Gerichtsbuch in Lembeck

Im März 1587 begann ein Prozess gegen Johan Mengels, nachdem bei Borken ein Junge ermordet aufgefunden worden war. Mengels wurde der Tat verdächtigt, in der Freiheit Raesfeld aufgespürt, mit Genehmigung der Schlossherrin von Raesfeld durch den Fronen gefangen genommen und nach Lembeck gebracht. Obwohl Mengels kein unbeschriebenes Blatt war, konnte ihm der Mord an dem Jungen nicht nachgewiesen werden. Bei der Untersuchung kam aber zutage, dass er vor längerer Zeit einen Soldaten ermordet hatte. Dafür musste er jetzt eine Strafe von acht Talern bezahlen, so dass er als freier Mann die Lembecker Gerichtsstube wieder verlassen konnte. Zu einem umfangreichen Verfahren kam es im Dezember 1587. Johann N. und Johann H. waren der Mörderey und des Diebstahls angeklagt. Nachdem sie „peinlich“ (Folter) verhört worden waren, bekannte sich Johan H. zu allen acht Anklagepunkten für schuldig. Darunter war ein Mord an einem Soldaten, den er in Hervest „doitgeslagen und in die Lippe gesmeten“ hatte.
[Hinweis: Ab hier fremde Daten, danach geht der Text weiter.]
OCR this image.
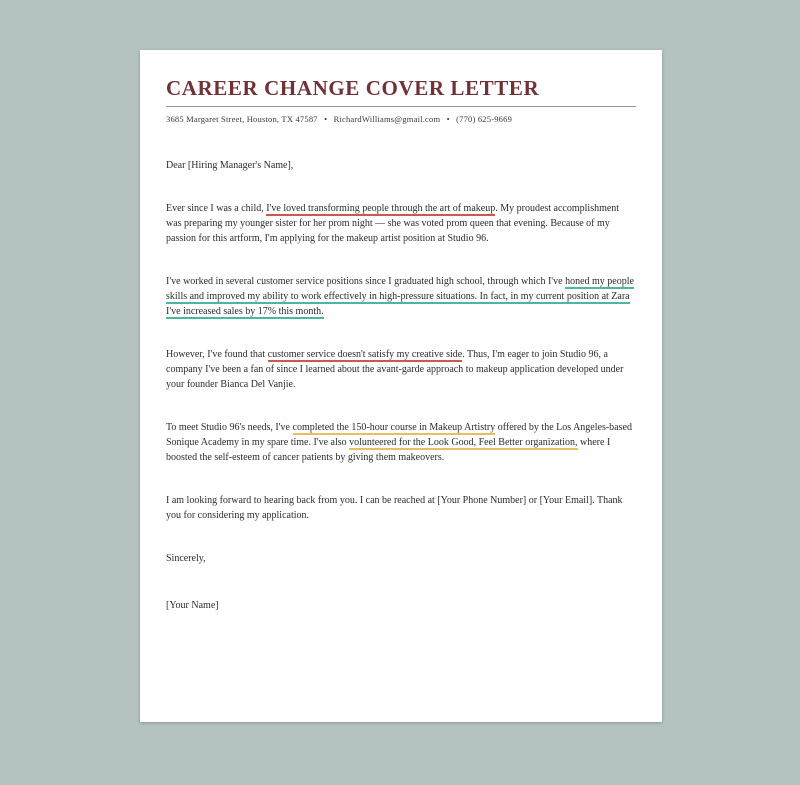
CAREER CHANGE COVER LETTER
3685 Margaret Street, Houston, TX 47587 • RichardWilliams@gmail.com • (770) 625-9669

Dear [Hiring Manager's Name],

Ever since I was a child, I've loved transforming people through the art of makeup. My proudest accomplishment was preparing my younger sister for her prom night — she was voted prom queen that evening. Because of my passion for this artform, I'm applying for the makeup artist position at Studio 96.

I've worked in several customer service positions since I graduated high school, through which I've honed my people skills and improved my ability to work effectively in high-pressure situations. In fact, in my current position at Zara I've increased sales by 17% this month.

However, I've found that customer service doesn't satisfy my creative side. Thus, I'm eager to join Studio 96, a company I've been a fan of since I learned about the avant-garde approach to makeup application developed under your founder Bianca Del Vanjie.

To meet Studio 96's needs, I've completed the 150-hour course in Makeup Artistry offered by the Los Angeles-based Sonique Academy in my spare time. I've also volunteered for the Look Good, Feel Better organization, where I boosted the self-esteem of cancer patients by giving them makeovers.

I am looking forward to hearing back from you. I can be reached at [Your Phone Number] or [Your Email]. Thank you for considering my application.

Sincerely,

[Your Name]
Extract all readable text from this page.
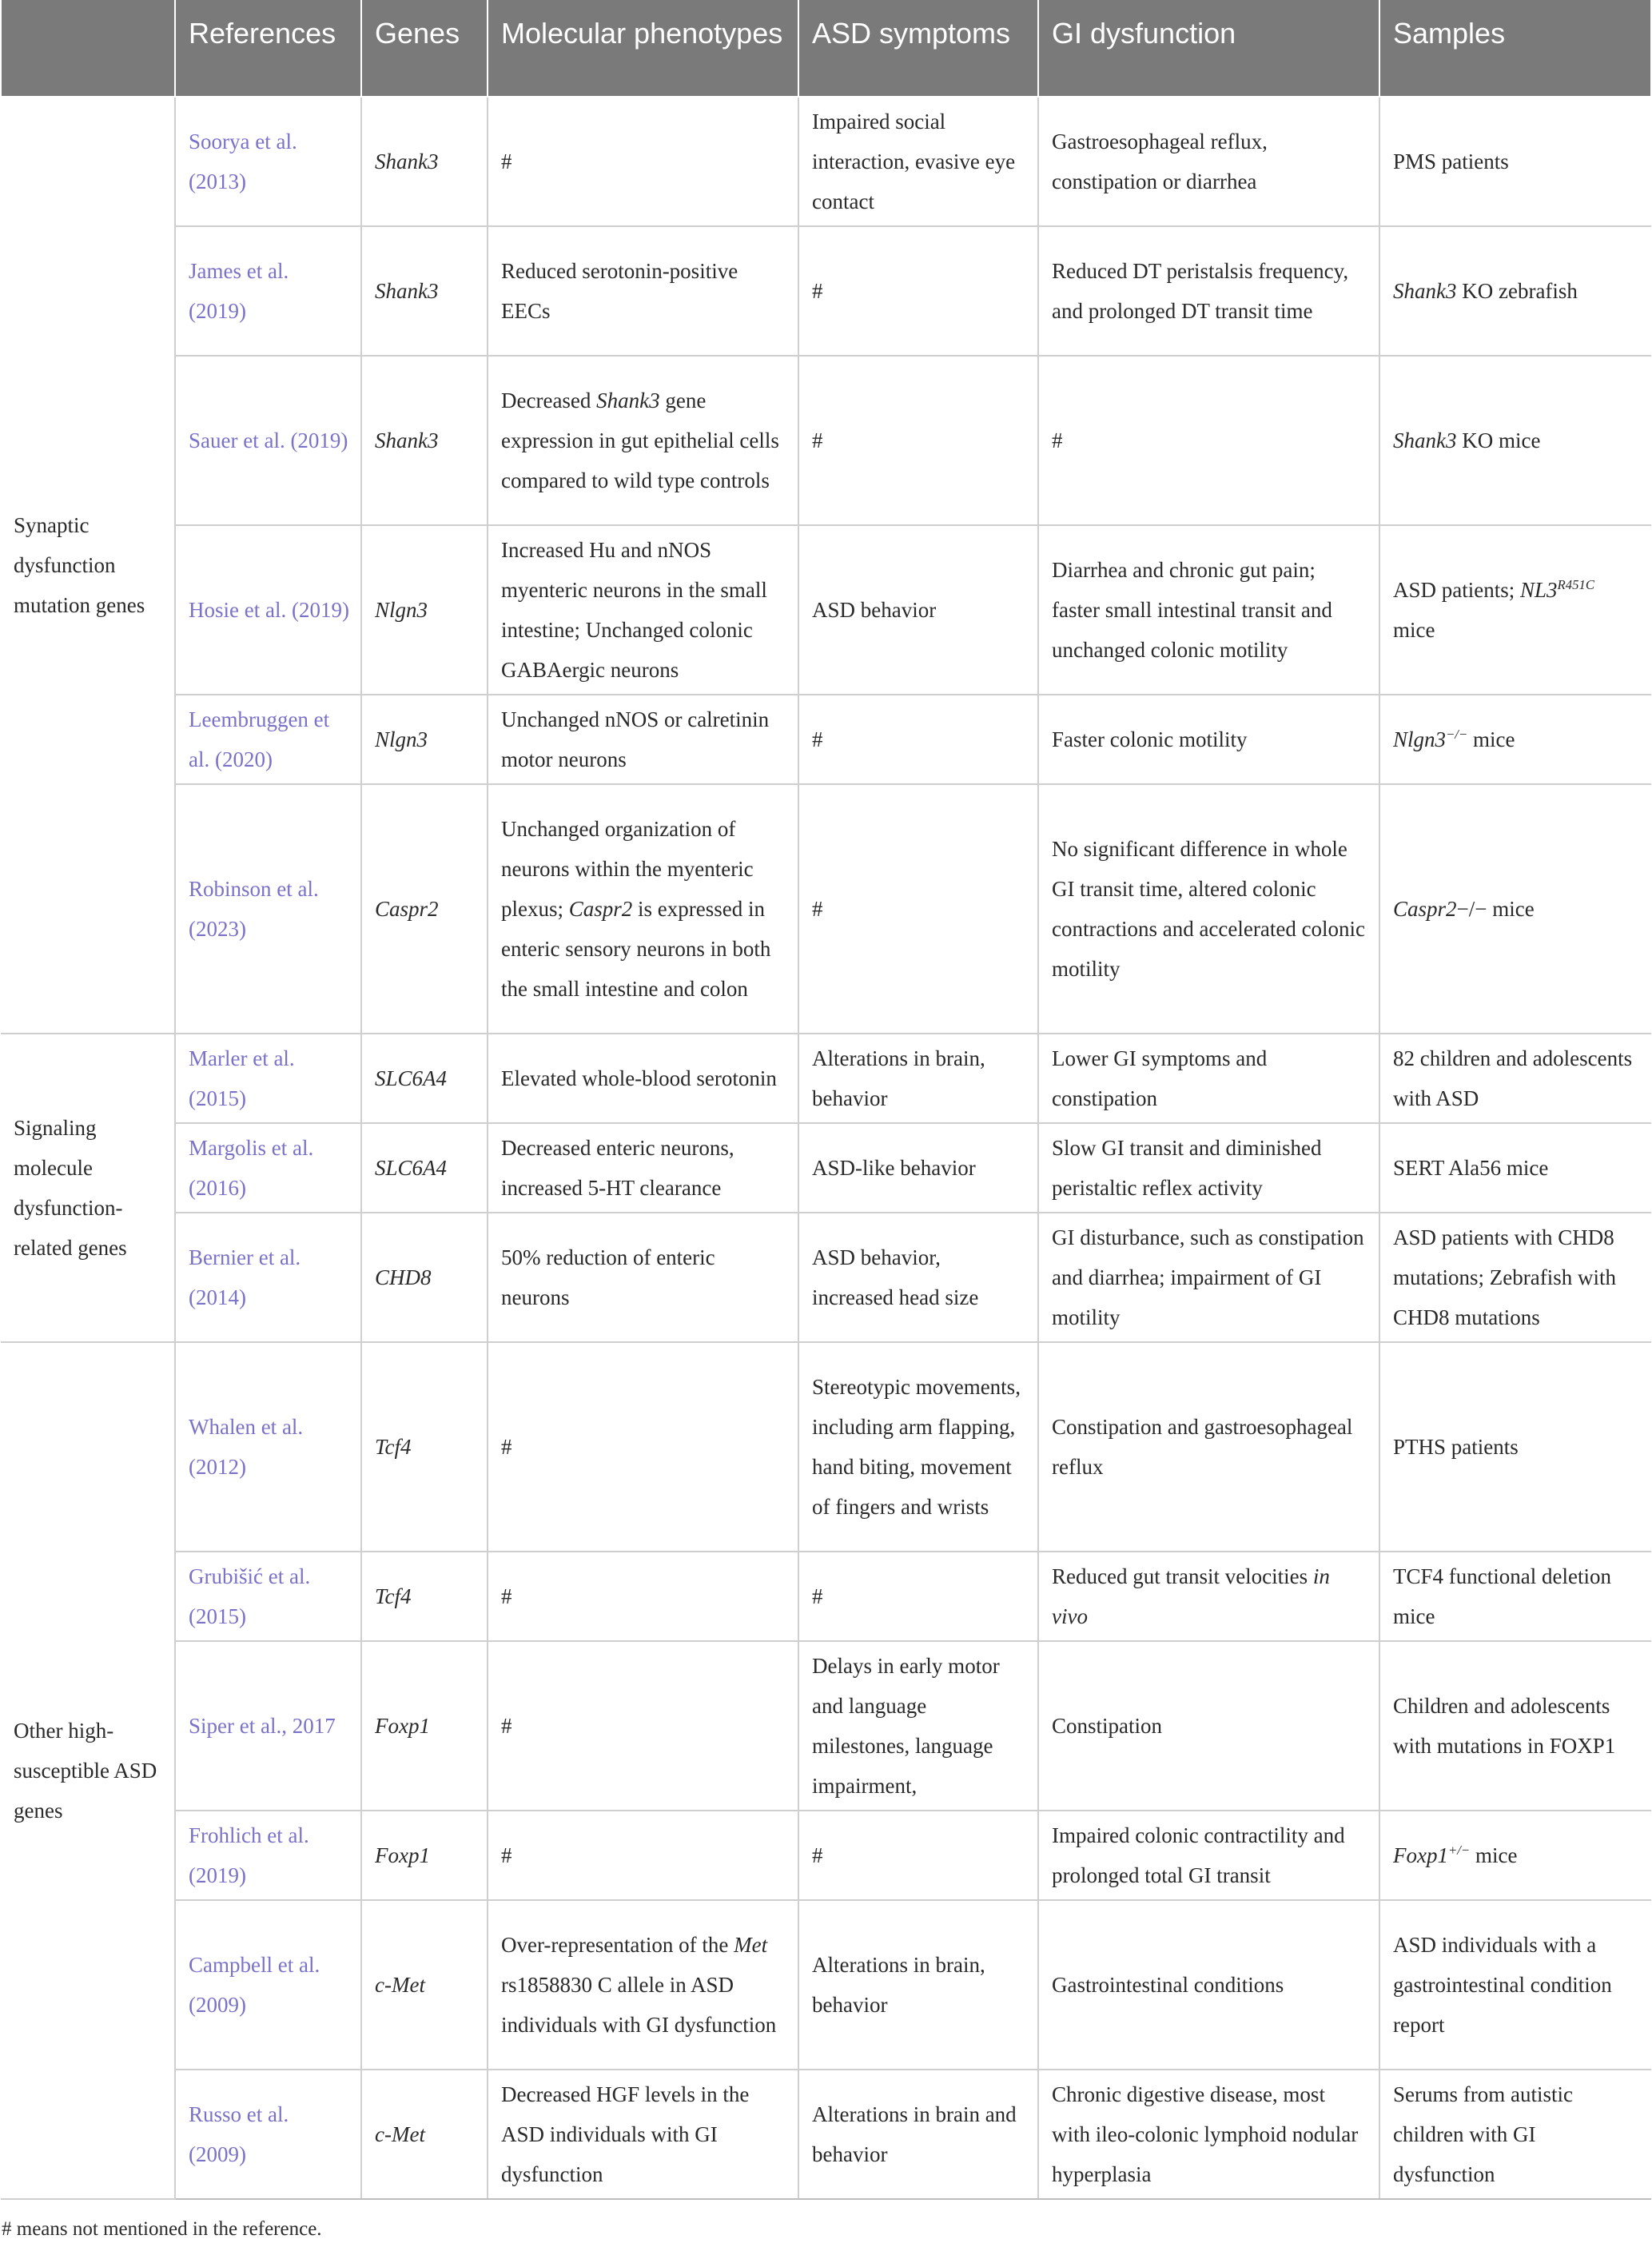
	References	Genes	Molecular phenotypes	ASD symptoms	GI dysfunction	Samples
Synaptic dysfunction mutation genes	Soorya et al. (2013)	Shank3	#	Impaired social interaction, evasive eye contact	Gastroesophageal reflux, constipation or diarrhea	PMS patients
	James et al. (2019)	Shank3	Reduced serotonin-positive EECs	#	Reduced DT peristalsis frequency, and prolonged DT transit time	Shank3 KO zebrafish
	Sauer et al. (2019)	Shank3	Decreased Shank3 gene expression in gut epithelial cells compared to wild type controls	#	#	Shank3 KO mice
	Hosie et al. (2019)	Nlgn3	Increased Hu and nNOS myenteric neurons in the small intestine; Unchanged colonic GABAergic neurons	ASD behavior	Diarrhea and chronic gut pain; faster small intestinal transit and unchanged colonic motility	ASD patients; $NL3^{R451C}$ mice
	Leembruggen et al. (2020)	Nlgn3	Unchanged nNOS or calretinin motor neurons	#	Faster colonic motility	Nlgn3−/− mice
	Robinson et al. (2023)	Caspr2	Unchanged organization of neurons within the myenteric plexus; Caspr2 is expressed in enteric sensory neurons in both the small intestine and colon	#	No significant difference in whole GI transit time, altered colonic contractions and accelerated colonic motility	Caspr2−/− mice
Signaling molecule dysfunction-related genes	Marler et al. (2015)	SLC6A4	Elevated whole-blood serotonin	Alterations in brain, behavior	Lower GI symptoms and constipation	82 children and adolescents with ASD
	Margolis et al. (2016)	SLC6A4	Decreased enteric neurons, increased 5-HT clearance	ASD-like behavior	Slow GI transit and diminished peristaltic reflex activity	SERT Ala56 mice
	Bernier et al. (2014)	CHD8	50% reduction of enteric neurons	ASD behavior, increased head size	GI disturbance, such as constipation and diarrhea; impairment of GI motility	ASD patients with CHD8 mutations; Zebrafish with CHD8 mutations
Other high-susceptible ASD genes	Whalen et al. (2012)	Tcf4	#	Stereotypic movements, including arm flapping, hand biting, movement of fingers and wrists	Constipation and gastroesophageal reflux	PTHS patients
	Grubišić et al. (2015)	Tcf4	#	#	Reduced gut transit velocities in vivo	TCF4 functional deletion mice
	Siper et al., 2017	Foxp1	#	Delays in early motor and language milestones, language impairment,	Constipation	Children and adolescents with mutations in FOXP1
	Frohlich et al. (2019)	Foxp1	#	#	Impaired colonic contractility and prolonged total GI transit	Foxp1+/− mice
	Campbell et al. (2009)	c-Met	Over-representation of the Met rs1858830 C allele in ASD individuals with GI dysfunction	Alterations in brain, behavior	Gastrointestinal conditions	ASD individuals with a gastrointestinal condition report
	Russo et al. (2009)	c-Met	Decreased HGF levels in the ASD individuals with GI dysfunction	Alterations in brain and behavior	Chronic digestive disease, most with ileo-colonic lymphoid nodular hyperplasia	Serums from autistic children with GI dysfunction
# means not mentioned in the reference.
Seine Beute bestand lediglich aus einem „Daaler und einer blauen Buxe, so er angehabt“. Gefährlich wurde für ihn seine Aussage, der Satan habe ihn „verfort sein Steifkind“ zu ersticken. Denn dadurch machte er sich der Hexerei verdächtig. Sein Kumpan Johan N. gestand ohne Einschränkung gleich acht Viehdiebstähle. Im Gerichtsprotokoll steht, dass er „noch etzliche Rinder, Schape und Ihmen [Bienen] gestoelen, unnötig, sie alle hier zu erzelen“. Das Todesurteil lautete: „Johan H. ist mit dem Rade durch verstoißen seiner Glieder vom Leben zum Tode zu richten! Johan N. zum Tode am Galgen.“ Nach Bezahlung von zehn Talern wurden die beiden Verurteilten zum „Tod mit dem Swert“ begnadigt. Das Urteil vollstreckte der Coesfelder Scharfrichter Hans Vos am „Stocker Berge“.

Schmähworte

Beleidigungen durch Schmähungen („Smeheworte“) spielten vor Gericht eine große Rolle und gaben immer wieder Prozessen den Anlass. Harmlos waren die Schmähungen „Schelm“, „Drietsack“, Riegendrieter“, „Hundsvott“ oder „Schapdieb“. Wurde eine Frau allerdings eine „Zaubersche“ gescholten, hatte sie als denunzierte „Hexe“ das Schlimmste zu befürchten (siehe Polizeiwesen; siehe Rechtsstreit um ein jüdisches Geleit ab 1602; siehe Rechtswesen).


Anmerkung:
Die Abkürzung der Namen der beiden Verurteilten Johann N. und Johan H. ist vom Autor Hugo Hölker übernommen werden, der dies vermutlich aus der Absicht tat, heutige Nachfahren der Mörder aus dem 16. Jahrhundert zu schützen.